Although T2-weighted imaging has been a standard clinical MRI evaluation for 3 decades (70), only a few studies have investigated T2 contrast for in vivo hyperpolarized 13C agents' imaging (71, 30, 72, 50). In addition to chemical shift (16, 73–77) and diffusion-sensitive (78, 13, 79, 72, 80) imaging techniques, T2 relaxometry could be a very useful tool for probing the microenvironment of hyperpolarized 13C molecules in vivo, as it yields high signals, thus allowing for high-resolution encoding.
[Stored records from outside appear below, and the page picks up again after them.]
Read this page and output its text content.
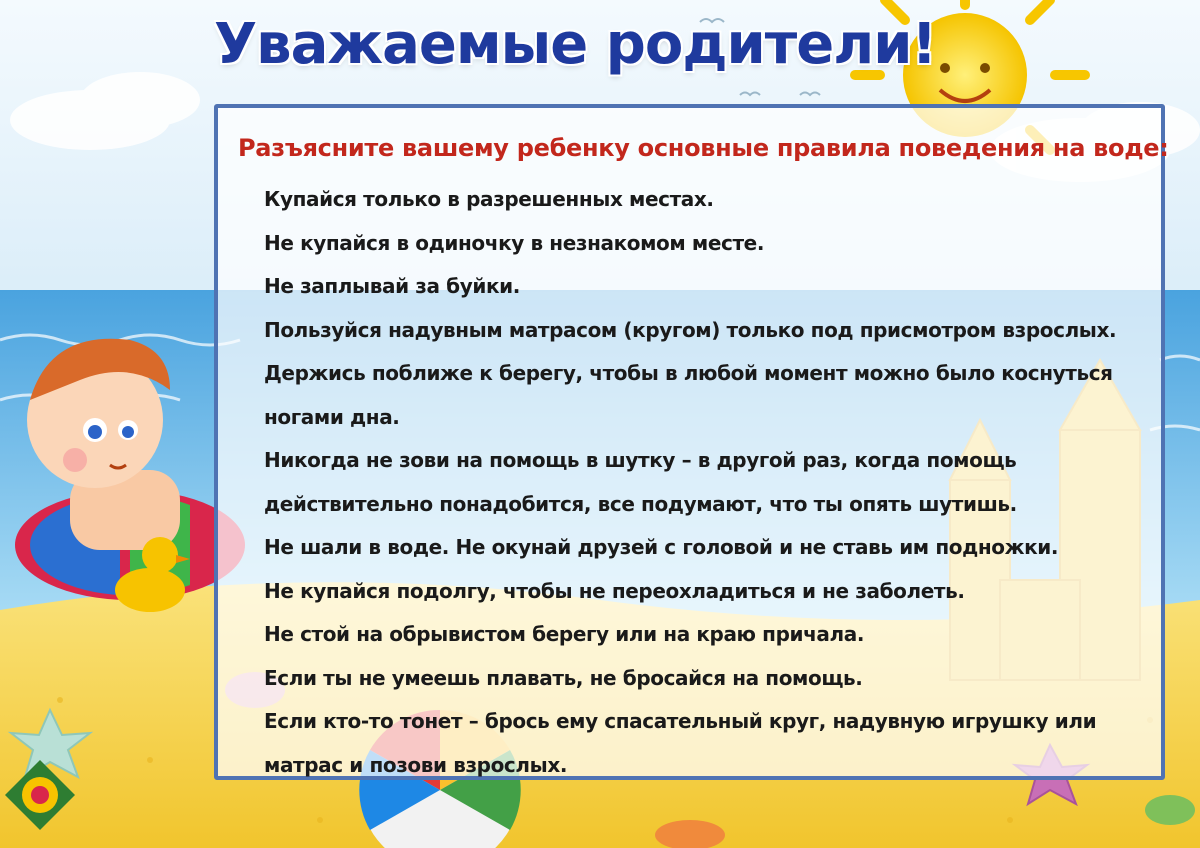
Уважаемые родители!
Разъясните вашему ребенку основные правила поведения на воде:
Купайся только в разрешенных местах.
Не купайся в одиночку в незнакомом месте.
Не заплывай за буйки.
Пользуйся надувным матрасом (кругом) только под присмотром взрослых.
Держись поближе к берегу, чтобы в любой момент можно было коснуться ногами дна.
Никогда не зови на помощь в шутку – в другой раз, когда помощь действительно понадобится, все подумают, что ты опять шутишь.
Не шали в воде. Не окунай друзей с головой и не ставь им подножки.
Не купайся подолгу, чтобы не переохладиться и не заболеть.
Не стой на обрывистом берегу или на краю причала.
Если ты не умеешь плавать, не бросайся на помощь.
Если кто-то тонет – брось ему спасательный круг, надувную игрушку или матрас и позови взрослых.
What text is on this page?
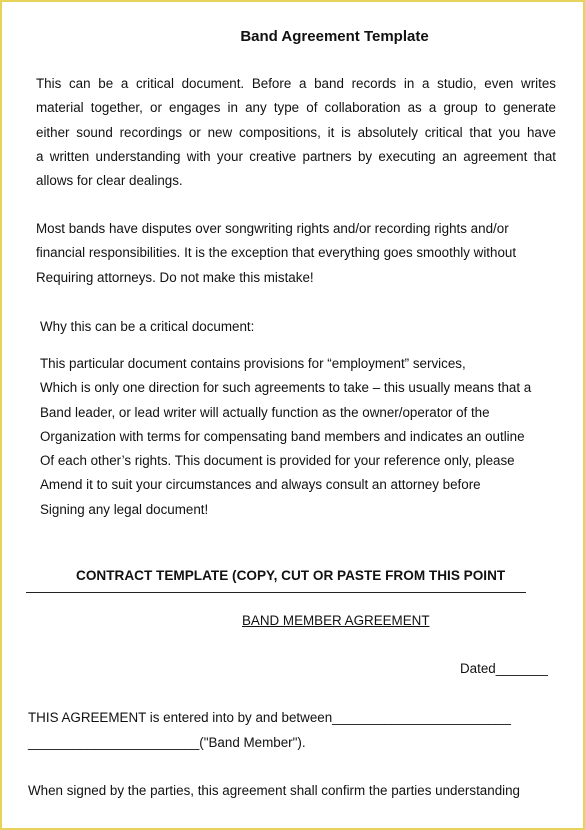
Band Agreement Template
This can be a critical document. Before a band records in a studio, even writes
material together, or engages in any type of collaboration as a group to generate
either sound recordings or new compositions, it is absolutely critical that you have
a written understanding with your creative partners by executing an agreement that
allows for clear dealings.
Most bands have disputes over songwriting rights and/or recording rights and/or
financial responsibilities. It is the exception that everything goes smoothly without
Requiring attorneys. Do not make this mistake!
Why this can be a critical document:
This particular document contains provisions for “employment” services,
Which is only one direction for such agreements to take – this usually means that a
Band leader, or lead writer will actually function as the owner/operator of the
Organization with terms for compensating band members and indicates an outline
Of each other’s rights. This document is provided for your reference only, please
Amend it to suit your circumstances and always consult an attorney before
Signing any legal document!
CONTRACT TEMPLATE (COPY, CUT OR PASTE FROM THIS POINT
BAND MEMBER AGREEMENT
Dated_______
THIS AGREEMENT is entered into by and between________________________
_______________________("Band Member").
When signed by the parties, this agreement shall confirm the parties understanding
Imaging of 2 key steps of the renal urea handling process was enabled by a hyperpolarized 13C relaxometry. Selective quenching of the vascular hyperpolarized 13C signal with a macromolecular relaxation agent revealed that a long-T2 component of the [13C,15N2]urea signal originated from the renal extravascular space, thus allowing the vascular and filtrate pools of the [13C,15N2]urea to be distinguished via multiexponential analysis. The T2 response to induced diuresis and antidiuresis was performed with 2 imaging agents: hyperpolarized [13C,15N2]urea and hyperpolarized bis-1,1-(hydroxymethyl)-1-13C-cyclopropane-2H8 (control agent). During antidiuresis, large T2 increases in the IM and papilla were observed using the former agent only, suggesting that T2 relaxometry may be used to monitor the inner medullary UT-A1- and UT-A3-mediated urea concentrating process. A T2-edited, ultralong TE sequence was developed for sub-2 mm3 resolution 3D encoding of [13C,15N2]urea in the renal filtrate by exploiting relaxation differences in the vascular and filtrate pools.